Het criterium ‘niet in enig opzicht van slecht levensgedrag zijn’ leidt, volgens de voorzieningenrechter, op zichzelf niet tot willekeur en rechtsonzekerheid. Of voldaan is aan dit criterium moet door het betrokken bestuursorgaan per geval worden onderbouwd.
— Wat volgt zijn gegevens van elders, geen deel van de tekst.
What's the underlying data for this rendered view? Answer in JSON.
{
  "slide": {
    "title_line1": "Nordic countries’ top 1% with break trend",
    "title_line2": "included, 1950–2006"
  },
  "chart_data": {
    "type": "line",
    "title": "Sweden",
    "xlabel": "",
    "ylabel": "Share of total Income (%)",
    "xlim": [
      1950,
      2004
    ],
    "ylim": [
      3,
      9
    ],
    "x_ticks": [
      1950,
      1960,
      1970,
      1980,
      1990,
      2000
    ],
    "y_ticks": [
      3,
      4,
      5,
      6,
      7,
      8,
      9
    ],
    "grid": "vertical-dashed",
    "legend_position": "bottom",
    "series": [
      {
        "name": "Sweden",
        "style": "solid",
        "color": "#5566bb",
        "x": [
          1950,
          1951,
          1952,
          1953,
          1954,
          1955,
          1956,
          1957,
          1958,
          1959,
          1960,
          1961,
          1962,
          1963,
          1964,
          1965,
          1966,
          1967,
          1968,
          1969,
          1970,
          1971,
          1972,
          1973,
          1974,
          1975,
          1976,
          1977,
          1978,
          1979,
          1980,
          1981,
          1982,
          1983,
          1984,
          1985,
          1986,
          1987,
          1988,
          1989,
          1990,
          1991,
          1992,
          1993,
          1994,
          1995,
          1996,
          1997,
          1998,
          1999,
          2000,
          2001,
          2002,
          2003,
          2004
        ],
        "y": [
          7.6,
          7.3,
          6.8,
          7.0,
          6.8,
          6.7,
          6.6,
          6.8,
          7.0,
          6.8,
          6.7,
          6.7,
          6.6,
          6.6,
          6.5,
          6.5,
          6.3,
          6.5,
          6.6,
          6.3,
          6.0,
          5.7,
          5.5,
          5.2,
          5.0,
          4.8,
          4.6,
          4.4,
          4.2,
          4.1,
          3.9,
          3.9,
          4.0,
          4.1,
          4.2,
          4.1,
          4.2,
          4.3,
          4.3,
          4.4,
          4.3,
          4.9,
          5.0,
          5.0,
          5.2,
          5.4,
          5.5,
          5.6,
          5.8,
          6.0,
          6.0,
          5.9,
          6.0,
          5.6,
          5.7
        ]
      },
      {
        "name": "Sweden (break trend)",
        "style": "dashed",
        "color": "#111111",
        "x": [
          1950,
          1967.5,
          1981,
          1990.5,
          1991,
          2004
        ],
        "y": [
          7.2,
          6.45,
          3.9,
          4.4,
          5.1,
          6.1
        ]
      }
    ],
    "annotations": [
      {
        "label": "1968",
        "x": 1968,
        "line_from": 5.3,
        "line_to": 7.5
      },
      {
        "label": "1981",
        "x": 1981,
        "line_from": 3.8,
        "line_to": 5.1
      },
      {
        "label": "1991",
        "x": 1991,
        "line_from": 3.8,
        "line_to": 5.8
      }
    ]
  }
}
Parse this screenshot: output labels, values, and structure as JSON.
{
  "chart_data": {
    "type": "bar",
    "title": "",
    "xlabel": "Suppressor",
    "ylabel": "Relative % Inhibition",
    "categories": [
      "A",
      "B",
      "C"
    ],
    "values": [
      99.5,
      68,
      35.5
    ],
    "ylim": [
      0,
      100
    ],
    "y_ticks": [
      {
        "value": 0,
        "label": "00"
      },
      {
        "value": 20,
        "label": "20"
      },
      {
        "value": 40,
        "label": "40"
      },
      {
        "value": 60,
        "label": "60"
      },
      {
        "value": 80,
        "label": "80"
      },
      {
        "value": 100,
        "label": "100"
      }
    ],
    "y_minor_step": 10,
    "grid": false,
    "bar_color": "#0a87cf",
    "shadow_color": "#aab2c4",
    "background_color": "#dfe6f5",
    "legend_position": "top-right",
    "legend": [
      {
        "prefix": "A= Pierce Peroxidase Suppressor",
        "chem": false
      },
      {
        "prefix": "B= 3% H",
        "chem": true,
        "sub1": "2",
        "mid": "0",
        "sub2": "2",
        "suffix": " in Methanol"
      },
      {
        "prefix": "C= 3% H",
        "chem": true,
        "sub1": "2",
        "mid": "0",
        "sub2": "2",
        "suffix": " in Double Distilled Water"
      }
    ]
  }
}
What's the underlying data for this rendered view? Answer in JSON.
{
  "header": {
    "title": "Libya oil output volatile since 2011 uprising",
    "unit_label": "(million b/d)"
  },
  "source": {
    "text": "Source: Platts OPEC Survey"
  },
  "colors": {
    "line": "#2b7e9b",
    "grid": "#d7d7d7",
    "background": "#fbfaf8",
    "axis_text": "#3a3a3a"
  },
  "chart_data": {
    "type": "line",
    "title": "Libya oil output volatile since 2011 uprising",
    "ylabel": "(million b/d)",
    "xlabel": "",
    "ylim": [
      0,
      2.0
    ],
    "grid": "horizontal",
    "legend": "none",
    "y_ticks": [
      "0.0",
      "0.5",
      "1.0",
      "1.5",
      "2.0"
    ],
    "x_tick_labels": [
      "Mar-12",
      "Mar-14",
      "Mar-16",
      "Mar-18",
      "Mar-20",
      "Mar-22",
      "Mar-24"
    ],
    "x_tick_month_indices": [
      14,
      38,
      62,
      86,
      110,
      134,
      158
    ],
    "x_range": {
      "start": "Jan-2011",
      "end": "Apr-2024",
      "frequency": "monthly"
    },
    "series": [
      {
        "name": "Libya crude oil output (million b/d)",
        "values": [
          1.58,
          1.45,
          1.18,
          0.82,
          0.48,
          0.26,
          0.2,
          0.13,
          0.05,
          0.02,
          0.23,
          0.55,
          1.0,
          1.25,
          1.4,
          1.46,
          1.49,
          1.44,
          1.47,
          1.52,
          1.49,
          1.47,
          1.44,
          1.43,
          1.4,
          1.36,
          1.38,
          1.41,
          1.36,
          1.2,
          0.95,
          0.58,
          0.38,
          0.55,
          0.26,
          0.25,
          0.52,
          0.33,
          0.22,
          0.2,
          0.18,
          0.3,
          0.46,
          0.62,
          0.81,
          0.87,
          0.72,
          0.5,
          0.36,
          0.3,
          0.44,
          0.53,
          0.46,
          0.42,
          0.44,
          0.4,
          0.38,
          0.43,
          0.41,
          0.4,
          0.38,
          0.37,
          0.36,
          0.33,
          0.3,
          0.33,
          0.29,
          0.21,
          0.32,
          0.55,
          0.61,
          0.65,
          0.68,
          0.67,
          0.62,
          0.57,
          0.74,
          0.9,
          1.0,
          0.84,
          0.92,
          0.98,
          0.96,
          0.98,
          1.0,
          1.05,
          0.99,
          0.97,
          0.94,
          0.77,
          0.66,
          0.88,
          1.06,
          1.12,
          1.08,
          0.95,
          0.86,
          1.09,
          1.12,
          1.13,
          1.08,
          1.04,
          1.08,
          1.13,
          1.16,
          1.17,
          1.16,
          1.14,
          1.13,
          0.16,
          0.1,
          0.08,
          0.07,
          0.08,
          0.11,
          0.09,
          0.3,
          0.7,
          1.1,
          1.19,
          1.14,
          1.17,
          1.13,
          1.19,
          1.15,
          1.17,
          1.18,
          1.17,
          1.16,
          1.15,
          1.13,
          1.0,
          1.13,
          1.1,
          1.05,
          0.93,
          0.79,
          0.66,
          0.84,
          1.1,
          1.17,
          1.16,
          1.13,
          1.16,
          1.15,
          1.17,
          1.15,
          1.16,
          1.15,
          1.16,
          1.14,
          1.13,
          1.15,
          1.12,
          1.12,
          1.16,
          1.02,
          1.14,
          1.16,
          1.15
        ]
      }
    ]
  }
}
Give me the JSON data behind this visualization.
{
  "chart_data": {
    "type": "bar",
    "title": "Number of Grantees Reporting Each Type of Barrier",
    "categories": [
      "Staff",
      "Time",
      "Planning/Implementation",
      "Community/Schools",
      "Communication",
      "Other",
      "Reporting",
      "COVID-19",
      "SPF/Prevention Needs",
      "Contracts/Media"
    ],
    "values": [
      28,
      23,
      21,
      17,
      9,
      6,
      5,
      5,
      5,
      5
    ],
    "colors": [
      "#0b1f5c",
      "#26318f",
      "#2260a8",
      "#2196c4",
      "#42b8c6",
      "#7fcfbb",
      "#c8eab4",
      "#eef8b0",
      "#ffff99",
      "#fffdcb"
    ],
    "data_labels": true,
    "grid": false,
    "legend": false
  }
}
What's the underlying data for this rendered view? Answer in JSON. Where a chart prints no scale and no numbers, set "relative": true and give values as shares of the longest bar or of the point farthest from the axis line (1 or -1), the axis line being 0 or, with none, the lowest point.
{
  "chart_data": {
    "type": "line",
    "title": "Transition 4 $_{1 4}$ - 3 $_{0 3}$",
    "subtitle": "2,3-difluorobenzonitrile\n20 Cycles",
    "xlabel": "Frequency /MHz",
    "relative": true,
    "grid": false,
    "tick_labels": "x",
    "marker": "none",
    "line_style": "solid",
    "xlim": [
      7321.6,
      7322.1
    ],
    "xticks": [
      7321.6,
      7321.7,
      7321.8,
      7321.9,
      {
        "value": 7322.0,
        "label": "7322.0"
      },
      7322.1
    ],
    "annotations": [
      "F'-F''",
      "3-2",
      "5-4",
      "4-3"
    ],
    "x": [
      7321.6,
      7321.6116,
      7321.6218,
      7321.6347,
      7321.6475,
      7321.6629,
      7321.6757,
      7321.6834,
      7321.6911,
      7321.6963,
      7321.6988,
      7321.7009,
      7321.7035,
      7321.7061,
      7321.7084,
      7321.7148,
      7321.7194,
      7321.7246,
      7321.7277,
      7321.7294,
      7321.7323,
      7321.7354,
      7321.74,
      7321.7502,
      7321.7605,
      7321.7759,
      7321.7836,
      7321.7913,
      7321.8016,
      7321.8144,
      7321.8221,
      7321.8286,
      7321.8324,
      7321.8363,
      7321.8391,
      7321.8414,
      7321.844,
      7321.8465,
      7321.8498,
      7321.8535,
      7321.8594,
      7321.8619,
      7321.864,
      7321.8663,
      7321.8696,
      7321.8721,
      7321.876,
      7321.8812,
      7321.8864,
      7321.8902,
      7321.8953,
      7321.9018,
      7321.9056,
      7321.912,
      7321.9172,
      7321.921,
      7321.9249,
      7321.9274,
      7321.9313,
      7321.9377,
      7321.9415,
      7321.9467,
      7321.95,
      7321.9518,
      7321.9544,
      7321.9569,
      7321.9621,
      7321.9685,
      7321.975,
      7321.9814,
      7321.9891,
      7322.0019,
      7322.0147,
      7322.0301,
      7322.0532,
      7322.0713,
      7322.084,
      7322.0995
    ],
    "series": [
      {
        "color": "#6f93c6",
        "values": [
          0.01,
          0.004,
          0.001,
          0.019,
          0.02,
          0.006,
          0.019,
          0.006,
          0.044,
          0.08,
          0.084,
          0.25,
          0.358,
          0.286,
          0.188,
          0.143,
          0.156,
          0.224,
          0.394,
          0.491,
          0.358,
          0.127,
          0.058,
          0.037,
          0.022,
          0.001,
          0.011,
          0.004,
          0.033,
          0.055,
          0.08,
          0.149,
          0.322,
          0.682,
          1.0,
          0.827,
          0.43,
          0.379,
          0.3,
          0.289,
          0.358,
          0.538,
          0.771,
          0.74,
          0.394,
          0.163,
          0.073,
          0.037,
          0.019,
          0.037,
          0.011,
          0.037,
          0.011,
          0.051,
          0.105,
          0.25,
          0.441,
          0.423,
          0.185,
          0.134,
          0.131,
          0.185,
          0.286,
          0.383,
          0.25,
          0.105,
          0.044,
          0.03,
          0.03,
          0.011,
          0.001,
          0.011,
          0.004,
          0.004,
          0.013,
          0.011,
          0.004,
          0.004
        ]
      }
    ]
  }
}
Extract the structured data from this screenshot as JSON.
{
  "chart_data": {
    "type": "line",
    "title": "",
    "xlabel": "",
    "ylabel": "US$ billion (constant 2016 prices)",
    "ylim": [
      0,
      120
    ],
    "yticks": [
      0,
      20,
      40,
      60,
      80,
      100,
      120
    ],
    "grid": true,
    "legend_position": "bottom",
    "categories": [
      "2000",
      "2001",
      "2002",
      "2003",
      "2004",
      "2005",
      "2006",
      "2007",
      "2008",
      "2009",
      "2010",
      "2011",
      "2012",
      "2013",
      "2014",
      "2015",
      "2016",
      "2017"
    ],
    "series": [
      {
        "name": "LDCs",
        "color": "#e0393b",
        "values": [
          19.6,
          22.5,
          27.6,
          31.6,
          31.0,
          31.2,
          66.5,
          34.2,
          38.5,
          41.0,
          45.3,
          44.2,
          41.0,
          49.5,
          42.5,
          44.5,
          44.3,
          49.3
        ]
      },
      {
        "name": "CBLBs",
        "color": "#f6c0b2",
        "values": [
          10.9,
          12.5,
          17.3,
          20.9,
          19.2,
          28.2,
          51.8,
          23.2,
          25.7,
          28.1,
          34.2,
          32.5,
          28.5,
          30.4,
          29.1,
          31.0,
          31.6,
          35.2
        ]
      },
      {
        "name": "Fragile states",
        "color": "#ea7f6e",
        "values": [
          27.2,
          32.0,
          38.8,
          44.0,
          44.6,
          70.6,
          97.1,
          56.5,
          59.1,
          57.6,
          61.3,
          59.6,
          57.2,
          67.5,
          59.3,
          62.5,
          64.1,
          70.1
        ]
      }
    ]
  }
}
Het zal dan ook van geval tot geval verschillen onder welke omstandigheden sprake is van ‘niet in enig opzicht van slecht levensgedrag zijn’. Dit is weliswaar een open norm die van geval van geval door het bestuursorgaan moet worden ingevuld, maar dat hiervoor geen nadere regels zijn vastgesteld, maakt niet dat moet worden geoordeeld dat daarom de bepaling onvoldoende duidelijk of objectief is.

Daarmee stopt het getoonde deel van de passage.